After months of speculation, board game maker Hasbro has sued the creators of Scrabulous, an online game that the company claims copies its game Scrabble, and has asked Facebook to remove the game from its site.
The lawsuit, which was filed Thursday in federal court in New York, claims that the game's creators, brothers Rajat Agarwalla and Jayant Agarwalla, violated Hasbro's intellectual property rights by creating the online game Scrabulous. The game lives on Facebook.com, where it's one of the social network's most popular applications.

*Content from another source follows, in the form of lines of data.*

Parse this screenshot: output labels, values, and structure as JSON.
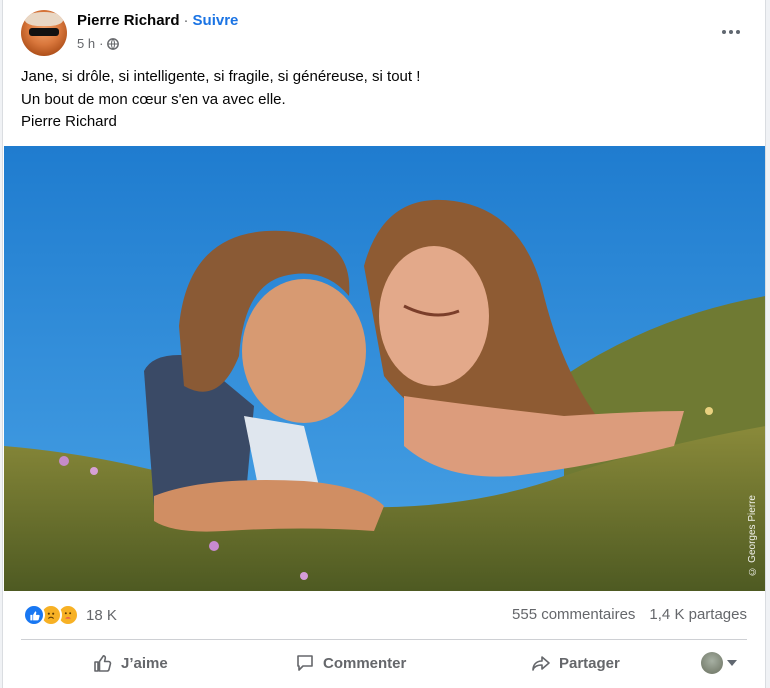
{
  "post": {
    "author": "Pierre Richard",
    "separator": "·",
    "follow_label": "Suivre",
    "time": "5 h",
    "privacy_icon": "globe-icon",
    "more_icon": "more-options-icon",
    "text_lines": [
      "Jane, si drôle, si intelligente, si fragile, si généreuse, si tout !",
      "Un bout de mon cœur s'en va avec elle.",
      "Pierre Richard"
    ],
    "photo_credit": "© Georges Pierre"
  },
  "stats": {
    "reaction_icons": [
      "like-reaction-icon",
      "sad-reaction-icon",
      "care-reaction-icon"
    ],
    "reaction_count": "18 K",
    "comments": "555 commentaires",
    "shares": "1,4 K partages"
  },
  "actions": {
    "like": "J’aime",
    "comment": "Commenter",
    "share": "Partager"
  },
  "colors": {
    "accent": "#1b74e4",
    "muted": "#65676b",
    "sky": "#2a89d6"
  }
}
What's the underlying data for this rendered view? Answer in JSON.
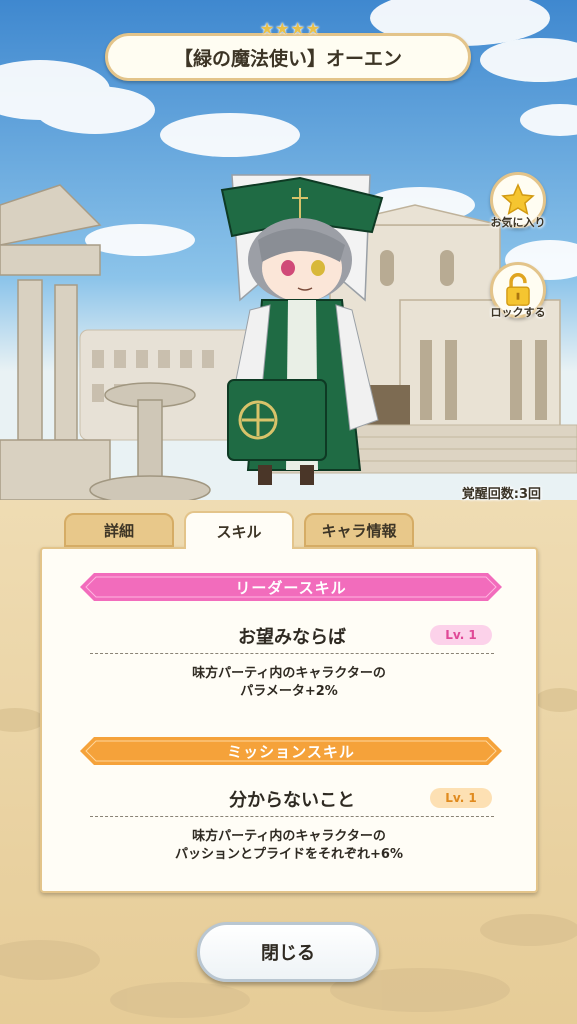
{
  "character": {
    "title": "【緑の魔法使い】オーエン",
    "rarity_stars": [
      "★",
      "★",
      "★",
      "★"
    ]
  },
  "side_buttons": {
    "favorite_label": "お気に入り",
    "lock_label": "ロックする"
  },
  "awakening_text": "覚醒回数:3回",
  "tabs": [
    {
      "label": "詳細",
      "active": false
    },
    {
      "label": "スキル",
      "active": true
    },
    {
      "label": "キャラ情報",
      "active": false
    }
  ],
  "leader_skill": {
    "header": "リーダースキル",
    "name": "お望みならば",
    "level": "Lv. 1",
    "desc_line1": "味方パーティ内のキャラクターの",
    "desc_line2": "パラメータ+2%"
  },
  "mission_skill": {
    "header": "ミッションスキル",
    "name": "分からないこと",
    "level": "Lv. 1",
    "desc_line1": "味方パーティ内のキャラクターの",
    "desc_line2": "パッションとプライドをそれぞれ+6%"
  },
  "close_label": "閉じる",
  "colors": {
    "leader_banner": "#f26cbc",
    "mission_banner": "#f5a23a",
    "panel_border": "#e3c48a",
    "character_green": "#1f6b44"
  },
  "icons": [
    "star-icon",
    "padlock-icon"
  ]
}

"We expect the full cooperation of Facebook in this matter," Hasbro said in a statement.
In a statement issued late Thursday, Facebook said it hoped the suit wouldn't discourage other developers from creating applications for the social network.
"Over the past year, Facebook has tried to use its status as neutral platform provider to help the parties come to an amicable agreement," a Facebook spokesperson said in a statement. "We're disappointed that Hasbro has sought to draw us into their dispute; nevertheless, we have forwarded their concerns to Scrabulous and requested their appropriate response."
The statement did not address whether Scrabulous will continue to be available on Facebook. As of Friday morning, the application remained active.
The Agarwalla brothers did not respond to e-mailed questions on the matter.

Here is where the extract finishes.